Every day, mass murder cases occur in the US, according to the media, although most of them were not reported. From the sense of ordinary people, such criminals look insane. In reality, however, only one-fourth of mass murderers are diagnosed as psychotic or other severe mental disorders.
Independent: Are mass murderers always insane? Researchers don't think so
The prevalence rate of schizophrenia, a representative psychotic disorder, is approximately one percent. Statistics about mood disorders is under broad discussion. Some researchers claim soft bipolar spectrum is seen in one person in every ten. Nonetheless, the vast majority of citizens have no particular mental disorders.
Dr. Michael Stone, a forensic psychiatrist at Columbia University, showed the data of 350 mass murderers. Among them, two-thirds of subjects had no severe mental disorders, while 22 percent had psychoses. Others are categorized to mood disorders or other psychiatric dysfunction.
This proportion seems reliable for my knowledge and experience. The majority of mass murderers are not psychotic. In contrast, patients with serious psychotic symptoms are often difficult to conduct deadly crimes.
On the other hand, many mass murderers have biased thought, distorted cognition, or difficulty of regulating their emotion. Such phenomena can be called as psychiatric symptoms. But, it is another issue whether they should be treated as mentally disordered. Anders Behring Breivik who committed a mass shooting in Norway was suspected of delusional disorder for his extreme ideology. But this possibility was denied by psychiatric examination. And Breivik himself did not want to be treated like a delusional disorder.
The broad definition of mental disorder makes this issue complicated. DSM-5, the newest diagnostic manual includes antisocial personality disorder, conduct disorder, and kleptomania. Many psychiatrists are doubtful for these disorders to be treated as a psychiatric disease.
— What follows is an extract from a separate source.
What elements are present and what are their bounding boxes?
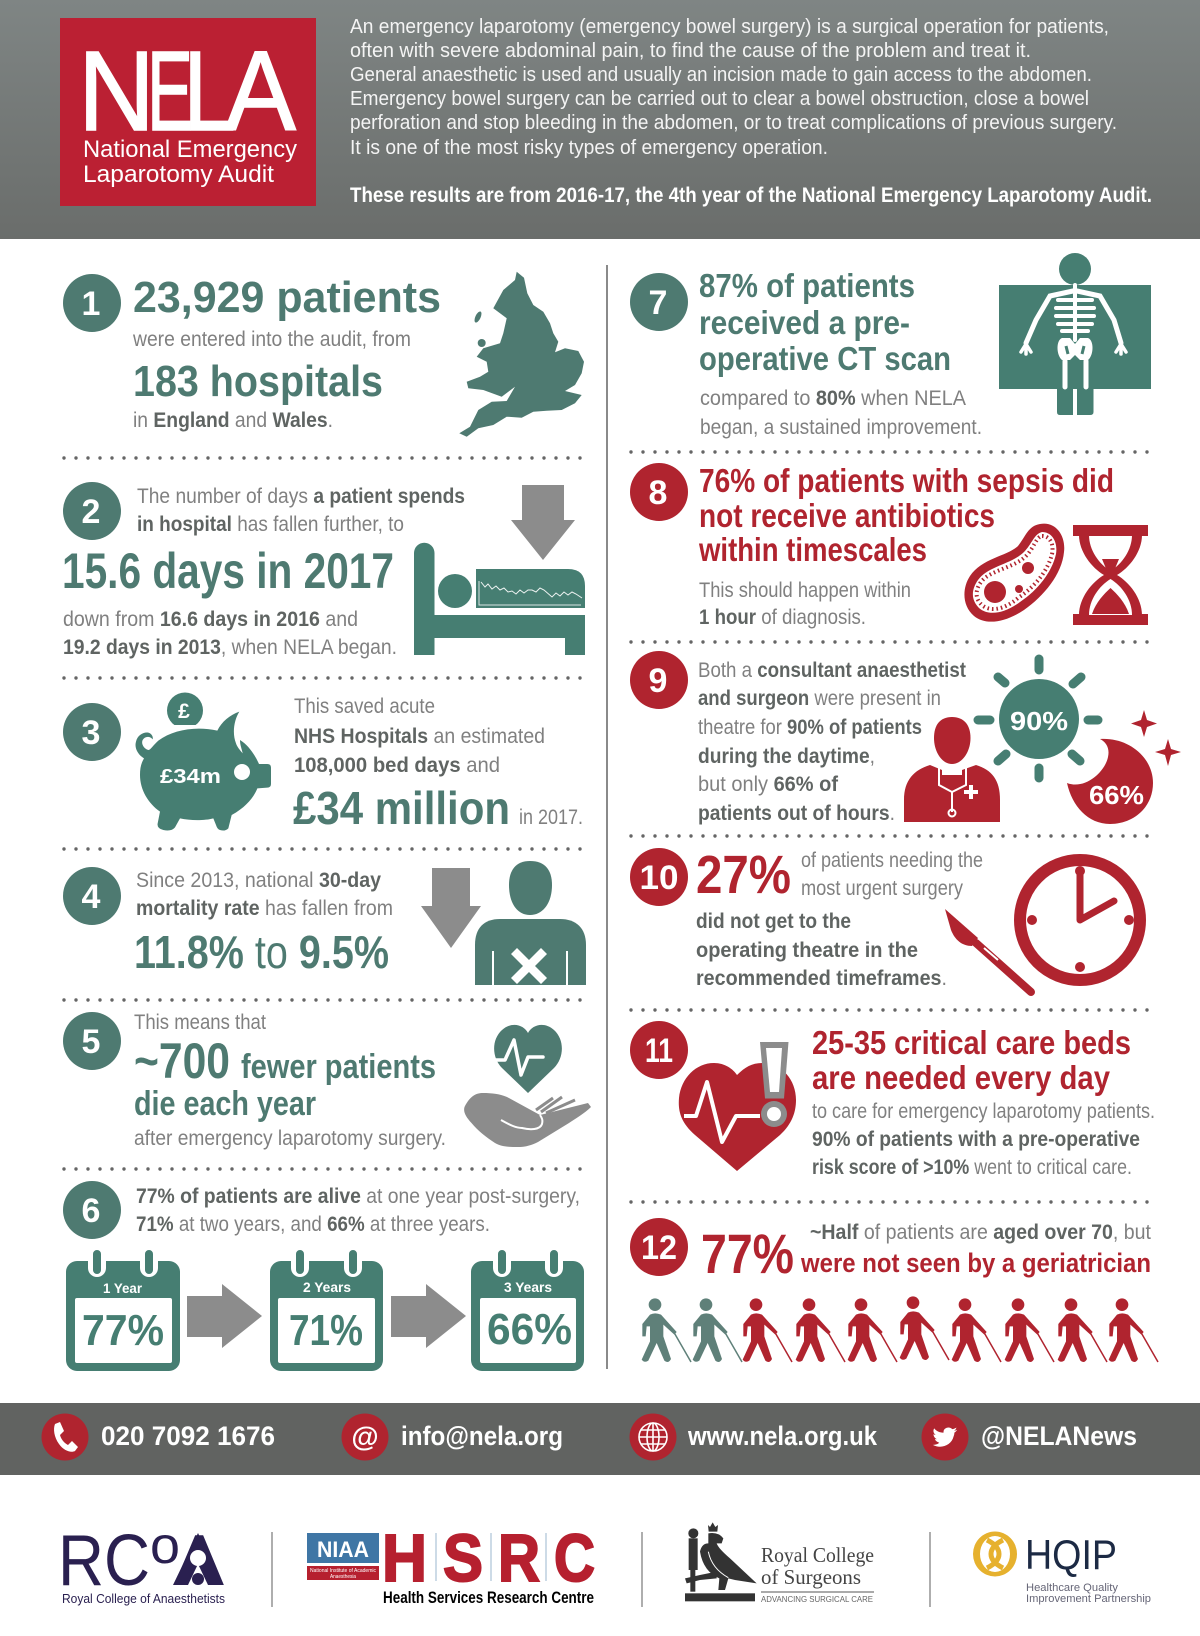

Indeed, the majority of all criminals matches the criteria for antisocial personality disorder, since they have broken the law.
In my sense, it is good that only severe mental disorders are discussed in this context. Different from personality trait, they are well known among psychiatrists as mental disorders which are treatable. We should be deliberate to discuss other diagnoses than them in the context of the cause of the crime and criminal responsibility of the suspect.